Los programas del gobierno para frenar este fenómeno, como Hábitat, puesto en marcha por el ex presidente Felipe Calderón (2006-2012), en mismo que lanzó la estrategia, han fracasado.

"El propósito era intervenir con los jóvenes, a partir de distintas actividades, para alejarlos de las pandillas", indicó el investigador.

Desde 2004, la Comisión Nacional de los Derechos Humanos (CNDH), consideró a las "maras" como "un problema que atenta no solamente contra la seguridad pública de las personas, sino también contra la seguridad nacional del Estado".

Sin embargo, la llegada de estas pandillas se remonta a 1996, de acuerdo con Castillo, quien estima que actualmente su presencia es palpable en 23 de los 32 estados del país para sumar más de 5.000 integrantes, según un estudio de la CNDH.
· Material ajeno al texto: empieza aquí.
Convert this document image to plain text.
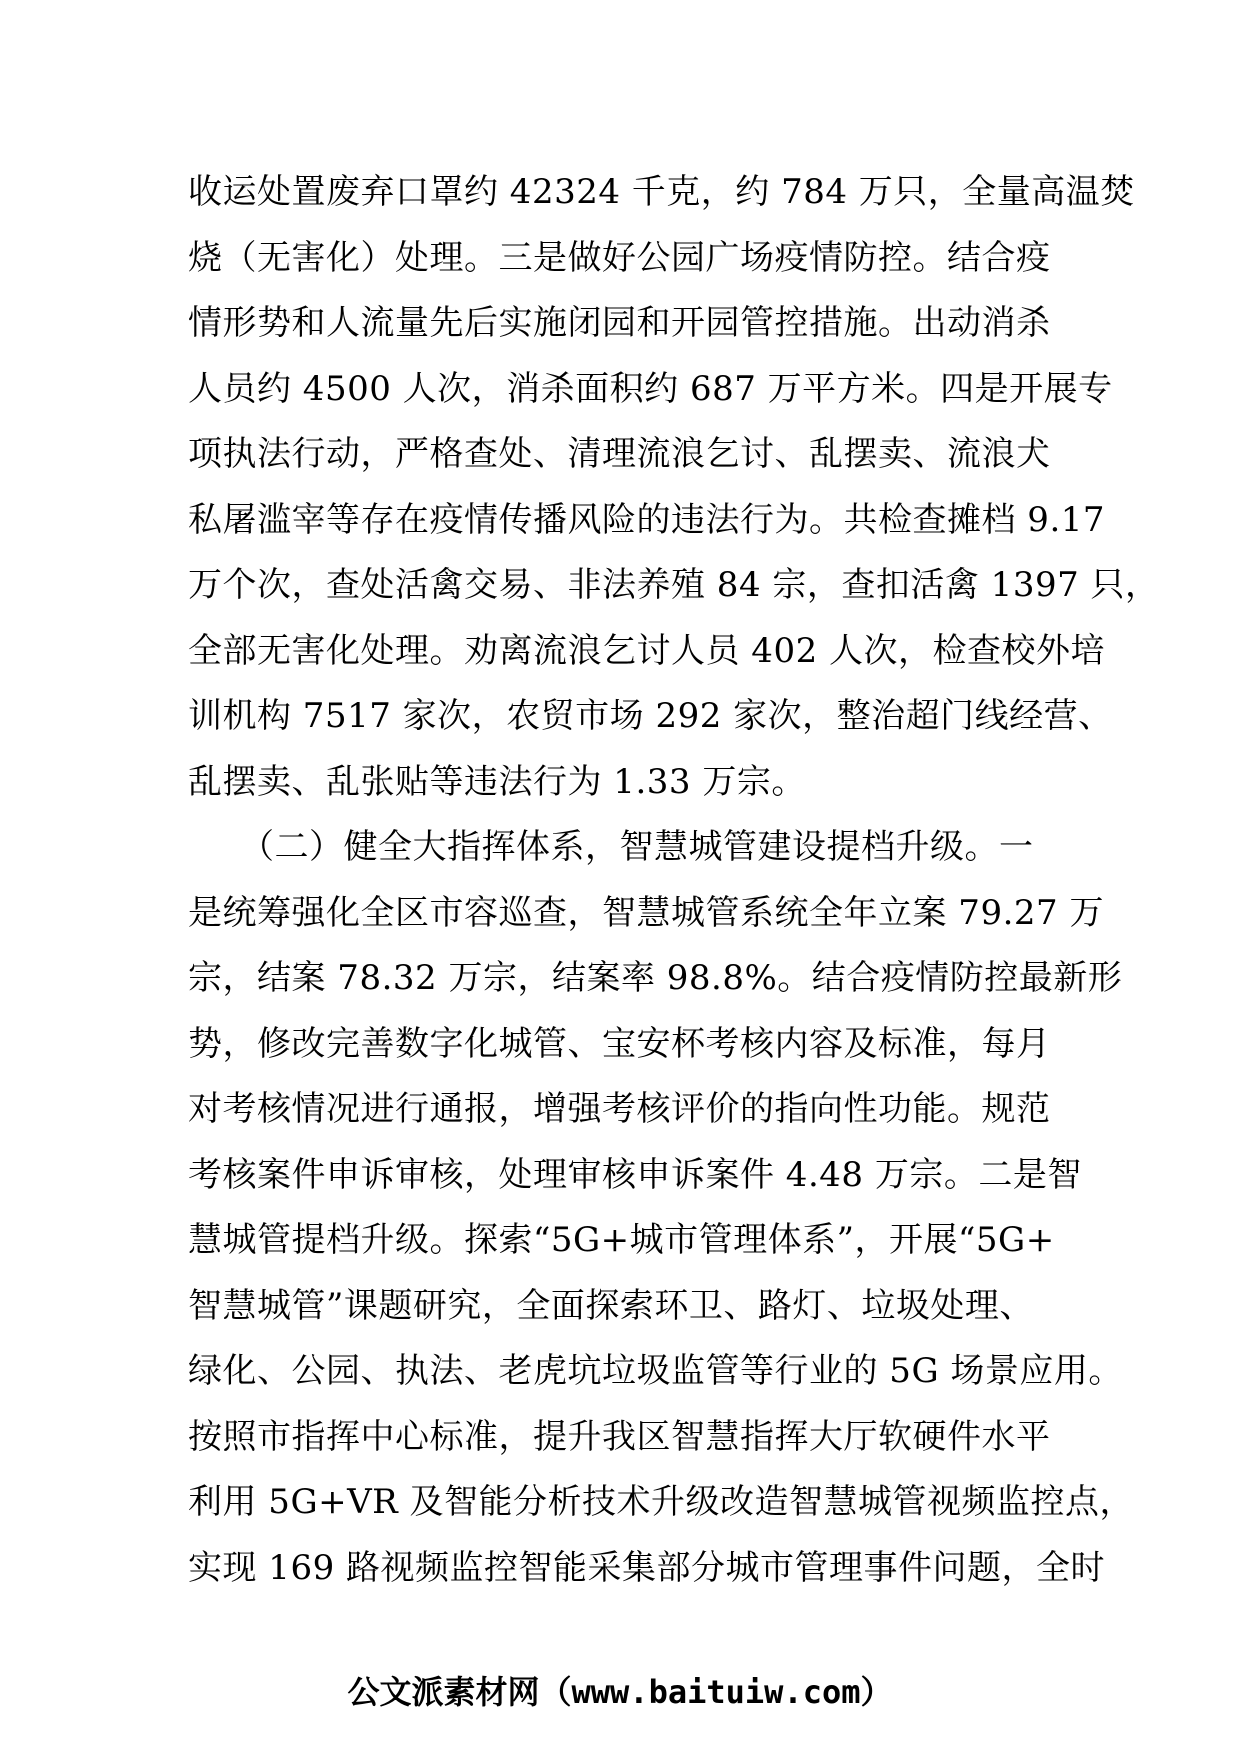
收运处置废弃口罩约 42324 千克，约 784 万只，全量高温焚
烧（无害化）处理。三是做好公园广场疫情防控。结合疫
情形势和人流量先后实施闭园和开园管控措施。出动消杀
人员约 4500 人次，消杀面积约 687 万平方米。四是开展专
项执法行动，严格查处、清理流浪乞讨、乱摆卖、流浪犬
私屠滥宰等存在疫情传播风险的违法行为。共检查摊档 9.17
万个次，查处活禽交易、非法养殖 84 宗，查扣活禽 1397 只，
全部无害化处理。劝离流浪乞讨人员 402 人次，检查校外培
训机构 7517 家次，农贸市场 292 家次，整治超门线经营、
乱摆卖、乱张贴等违法行为 1.33 万宗。
　　（二）健全大指挥体系，智慧城管建设提档升级。一
是统筹强化全区市容巡查，智慧城管系统全年立案 79.27 万
宗，结案 78.32 万宗，结案率 98.8%。结合疫情防控最新形
势，修改完善数字化城管、宝安杯考核内容及标准，每月
对考核情况进行通报，增强考核评价的指向性功能。规范
考核案件申诉审核，处理审核申诉案件 4.48 万宗。二是智
慧城管提档升级。探索“5G+城市管理体系”，开展“5G+
智慧城管”课题研究，全面探索环卫、路灯、垃圾处理、
绿化、公园、执法、老虎坑垃圾监管等行业的 5G 场景应用。
按照市指挥中心标准，提升我区智慧指挥大厅软硬件水平
利用 5G+VR 及智能分析技术升级改造智慧城管视频监控点，
实现 169 路视频监控智能采集部分城市管理事件问题，全时
公文派素材网（www.baituiw.com）
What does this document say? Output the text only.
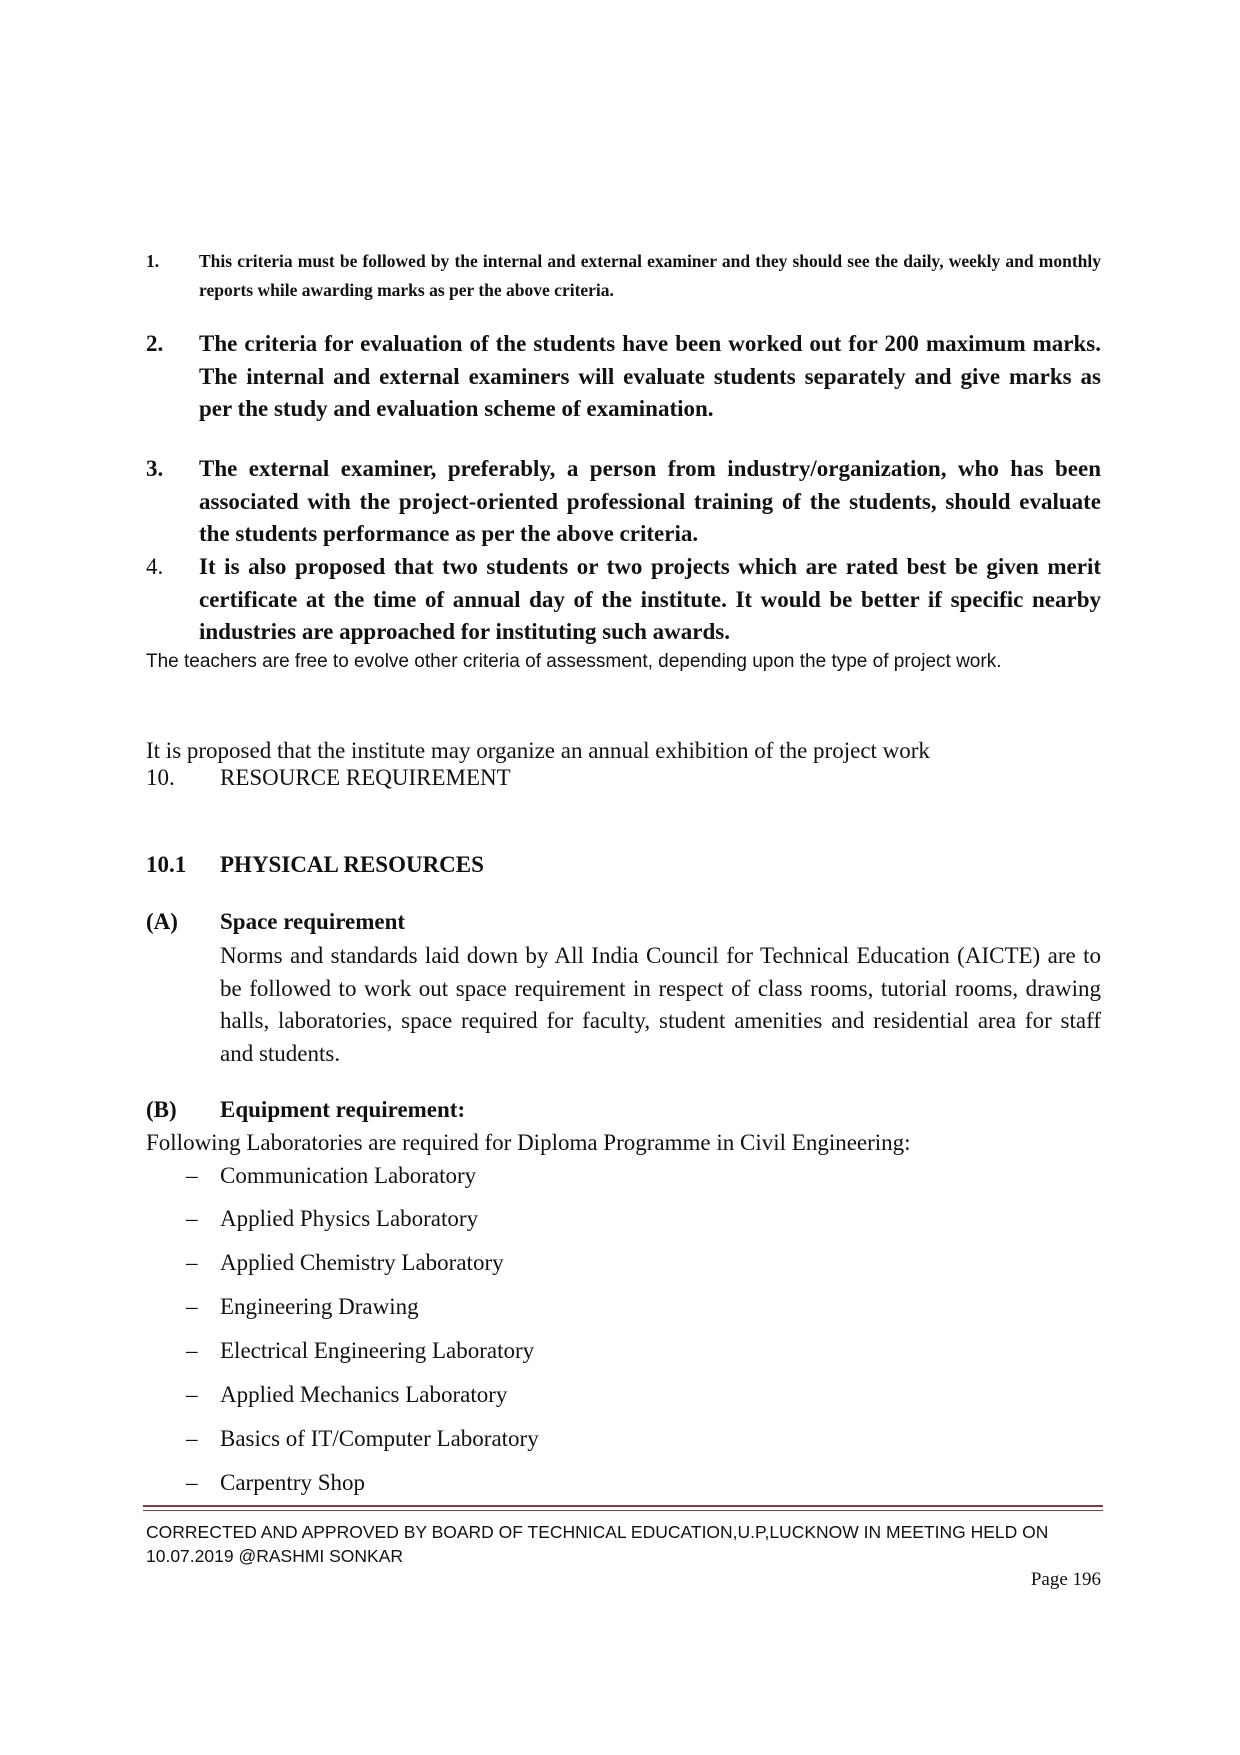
1. This criteria must be followed by the internal and external examiner and they should see the daily, weekly and monthly reports while awarding marks as per the above criteria.
2. The criteria for evaluation of the students have been worked out for 200 maximum marks. The internal and external examiners will evaluate students separately and give marks as per the study and evaluation scheme of examination.
3. The external examiner, preferably, a person from industry/organization, who has been associated with the project-oriented professional training of the students, should evaluate the students performance as per the above criteria.
4. It is also proposed that two students or two projects which are rated best be given merit certificate at the time of annual day of the institute. It would be better if specific nearby industries are approached for instituting such awards.
The teachers are free to evolve other criteria of assessment, depending upon the type of project work.
It is proposed that the institute may organize an annual exhibition of the project work
10. RESOURCE REQUIREMENT
10.1 PHYSICAL RESOURCES
(A) Space requirement
Norms and standards laid down by All India Council for Technical Education (AICTE) are to be followed to work out space requirement in respect of class rooms, tutorial rooms, drawing halls, laboratories, space required for faculty, student amenities and residential area for staff and students.
(B) Equipment requirement:
Following Laboratories are required for Diploma Programme in Civil Engineering:
– Communication Laboratory
– Applied Physics Laboratory
– Applied Chemistry Laboratory
– Engineering Drawing
– Electrical Engineering Laboratory
– Applied Mechanics Laboratory
– Basics of IT/Computer Laboratory
– Carpentry Shop
CORRECTED AND APPROVED BY BOARD OF TECHNICAL EDUCATION,U.P,LUCKNOW IN MEETING HELD ON 10.07.2019 @RASHMI SONKAR
Page 196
Sólo en Chiapas, según el organismo, han surgido nuevas "clicas" o "familias" pertenecientes a las "maras", y se calcula que en 2001 ya sumaban 200 grupos con al menos 3.000 integrantes.

"El fenómeno de las pandillas centroamericanas que operan en México es una mezcla que combina migración, pobreza, crimen y corrupción, y que exhibe la falta de políticas públicas en la región y las fallidas estrategias de seguridad", señaló el sitio en línea "Zócalo".

"Con la atención siempre puesta en su frontera norte, México olvida que el sur también existe en el mapa de la violencia", indicó, parafraseando la célebre frase del poeta uruguayo Mario Benedetti. Las acciones para enfrentar a las pandillas se han limitado a un reforzamiento de la seguridad policial y militar, sin apelar a los temas de la cultura de la legalidad, de acuerdo con expertos. (ANSA).